The Isle of Arran Distillery opened in 1995, making it one of the first wave of new Scottish distilleries in the modern era. Three decades on, the Arran 10 has become one of those quiet success stories — a whisky that wins awards year after year without ever generating the breathless hype that surrounds its Campbeltown neighbours. It won Best Value Whisky at the Online Scotch Whisky Awards three years running, earning a Trifecta in 2024. That kind of consistency does not happen by accident.

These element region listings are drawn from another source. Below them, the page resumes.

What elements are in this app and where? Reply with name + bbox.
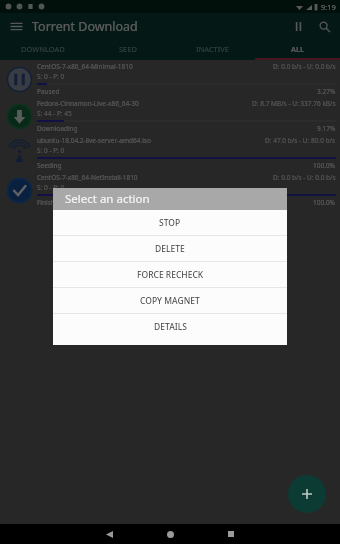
button[interactable]: COPY MAGNET <box>53 288 287 313</box>
staticText: DOWNLOAD <box>21 44 65 54</box>
button[interactable]: CentOS-7-x86_64-NetInstall-1810 <box>0 171 340 208</box>
staticText: Select an action <box>65 191 150 207</box>
staticText: D: 8.7 MB/s - U: 337.76 kB/s <box>252 99 336 108</box>
button[interactable]: DOWNLOAD <box>0 39 85 58</box>
button[interactable]: DETAILS <box>53 314 287 339</box>
staticText: 100.0% <box>313 161 336 170</box>
staticText: S: 0 - P: 0 <box>37 183 65 192</box>
button[interactable]: Pause all <box>288 16 308 36</box>
staticText: 100.0% <box>313 198 336 207</box>
staticText: D: 0.0 b/s - U: 0.0 b/s <box>273 62 336 71</box>
button[interactable]: Add torrent <box>288 475 326 513</box>
staticText: D: 47.0 b/s - U: 80.0 b/s <box>265 136 336 145</box>
staticText: DELETE <box>155 243 185 255</box>
staticText: CentOS-7-x86_64-Minimal-1810 <box>37 62 133 71</box>
staticText: Paused <box>37 87 60 96</box>
button[interactable]: Home <box>161 525 179 543</box>
staticText: ubuntu-18.04.2-live-server-amd64.iso <box>37 136 151 145</box>
staticText: Finished <box>37 198 63 207</box>
button[interactable]: DELETE <box>53 236 287 261</box>
staticText: 9.17% <box>317 124 336 133</box>
staticText: 3.27% <box>317 87 336 96</box>
staticText: CentOS-7-x86_64-NetInstall-1810 <box>37 173 138 182</box>
staticText: S: 0 - P: 0 <box>37 146 65 155</box>
button[interactable]: SEED <box>85 39 170 58</box>
button[interactable]: ubuntu-18.04.2-live-server-amd64.iso <box>0 134 340 171</box>
staticText: STOP <box>159 217 181 229</box>
staticText: DETAILS <box>154 321 187 333</box>
button[interactable]: Open navigation menu <box>6 16 26 36</box>
button[interactable]: Search <box>314 16 334 36</box>
staticText: 9:19 <box>321 2 336 12</box>
button[interactable]: Fedora-Cinnamon-Live-x86_64-30 <box>0 97 340 134</box>
button[interactable]: INACTIVE <box>170 39 255 58</box>
staticText: Downloading <box>37 124 78 133</box>
staticText: COPY MAGNET <box>140 295 200 307</box>
staticText: Torrent Download <box>32 18 138 35</box>
staticText: FORCE RECHECK <box>137 269 204 281</box>
staticText: ALL <box>291 44 304 54</box>
staticText: S: 0 - P: 0 <box>37 72 65 81</box>
button[interactable]: Back <box>100 525 118 543</box>
staticText: Fedora-Cinnamon-Live-x86_64-30 <box>37 99 139 108</box>
button[interactable]: FORCE RECHECK <box>53 262 287 287</box>
staticText: SEED <box>119 44 137 54</box>
button[interactable]: STOP <box>53 210 287 235</box>
button[interactable]: CentOS-7-x86_64-Minimal-1810 <box>0 60 340 97</box>
button[interactable]: Recents <box>222 525 240 543</box>
staticText: INACTIVE <box>196 44 230 54</box>
staticText: Seeding <box>37 161 62 170</box>
staticText: S: 44 - P: 45 <box>37 109 72 118</box>
staticText: D: 0.0 b/s - U: 0.0 b/s <box>273 173 336 182</box>
button[interactable]: ALL <box>255 39 340 58</box>
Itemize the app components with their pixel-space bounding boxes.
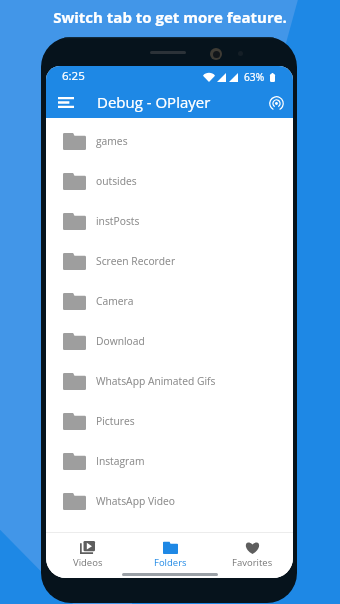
button[interactable]: Camera (46, 281, 293, 321)
button[interactable]: Download (46, 321, 293, 361)
staticText: games (96, 134, 128, 148)
staticText: outsides (96, 174, 137, 188)
button[interactable]: Favorites (211, 533, 293, 570)
staticText: Favorites (232, 556, 273, 569)
button[interactable]: outsides (46, 161, 293, 201)
staticText: Videos (73, 556, 103, 569)
staticText: Switch tab to get more feature. (0, 7, 340, 27)
staticText: Instagram (96, 454, 145, 468)
staticText: Download (96, 334, 145, 348)
staticText: 6:25 (62, 68, 85, 84)
staticText: WhatsApp Animated Gifs (96, 374, 216, 388)
button[interactable]: Videos (46, 533, 129, 570)
button[interactable]: Screen Recorder (46, 241, 293, 281)
staticText: instPosts (96, 214, 140, 228)
staticText: Folders (154, 556, 187, 569)
button[interactable]: instPosts (46, 201, 293, 241)
button[interactable]: Folders (129, 533, 211, 570)
button[interactable]: Pictures (46, 401, 293, 441)
staticText: Camera (96, 294, 134, 308)
button[interactable]: Open navigation menu (53, 89, 79, 115)
button[interactable]: Instagram (46, 441, 293, 481)
staticText: WhatsApp Video (96, 494, 175, 508)
staticText: Debug - OPlayer (97, 92, 211, 112)
staticText: Screen Recorder (96, 254, 176, 268)
staticText: Pictures (96, 414, 135, 428)
button[interactable]: Cast to device (264, 91, 288, 115)
button[interactable]: WhatsApp Video (46, 481, 293, 521)
button[interactable]: WhatsApp Animated Gifs (46, 361, 293, 401)
staticText: 63% (244, 70, 265, 84)
button[interactable]: games (46, 121, 293, 161)
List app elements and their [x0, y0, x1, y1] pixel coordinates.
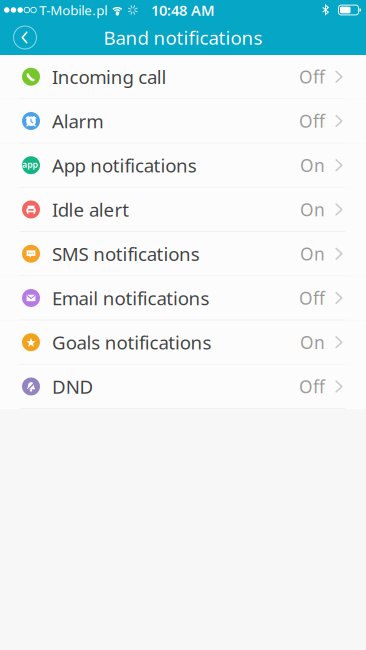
- staticText: On: [300, 242, 325, 265]
- button[interactable]: Incoming call: [0, 55, 366, 98]
- staticText: Idle alert: [52, 197, 129, 222]
- button[interactable]: Email notifications: [0, 276, 366, 320]
- staticText: On: [300, 331, 325, 354]
- staticText: App notifications: [52, 153, 197, 178]
- button[interactable]: Goals notifications: [0, 320, 366, 364]
- staticText: 10:48 AM: [151, 0, 215, 20]
- staticText: Off: [299, 286, 325, 310]
- button[interactable]: Idle alert: [0, 188, 366, 231]
- button[interactable]: Alarm: [0, 99, 366, 143]
- button[interactable]: SMS notifications: [0, 232, 366, 276]
- staticText: Goals notifications: [52, 330, 211, 355]
- staticText: DND: [52, 374, 94, 399]
- staticText: Alarm: [52, 109, 103, 133]
- staticText: Off: [299, 375, 325, 398]
- staticText: On: [300, 198, 325, 221]
- staticText: Band notifications: [104, 25, 262, 50]
- staticText: Incoming call: [52, 64, 167, 89]
- button[interactable]: DND: [0, 365, 366, 408]
- staticText: Off: [299, 65, 325, 88]
- staticText: Email notifications: [52, 286, 209, 310]
- staticText: Off: [299, 110, 325, 132]
- staticText: T-Mobile.pl: [39, 1, 107, 19]
- staticText: app: [18, 156, 42, 173]
- staticText: On: [300, 154, 325, 177]
- staticText: SMS notifications: [52, 241, 200, 266]
- button[interactable]: app: [0, 144, 366, 187]
- button[interactable]: Back: [8, 20, 42, 55]
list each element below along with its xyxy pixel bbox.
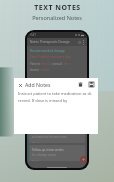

The whisky is matured primarily in ex-bourbon barrels with a proportion of sherry cask stock, bottled at 46% without chill filtration or added colour. The distillery sits in Lochranza at the north end of the island, drawing its water from Loch na Davie, and the spirit is characterised by a bright, fruity quality that reflects Arran's mild Gulf Stream climate.
The nose is immediately appealing: limoncello, stewed apples, ripe oranges, barley sugar, almond, and a dash of cinnamon with a background of hay and cut grass. The palate is malty and honest — digestive biscuits, brown sugar, lemon, Cox's apple peel, and green fruit — with a refreshing absence of heavy oak. This is a whisky that lets the spirit lead.
The finish is surprisingly long for a 10-year-old, with a touch of anise lingering at the very end. It is unpretentious, excellent value, and genuinely delicious — the sort of bottle that belongs on every whisky shelf, not as a conversation piece but as the one you actually reach for.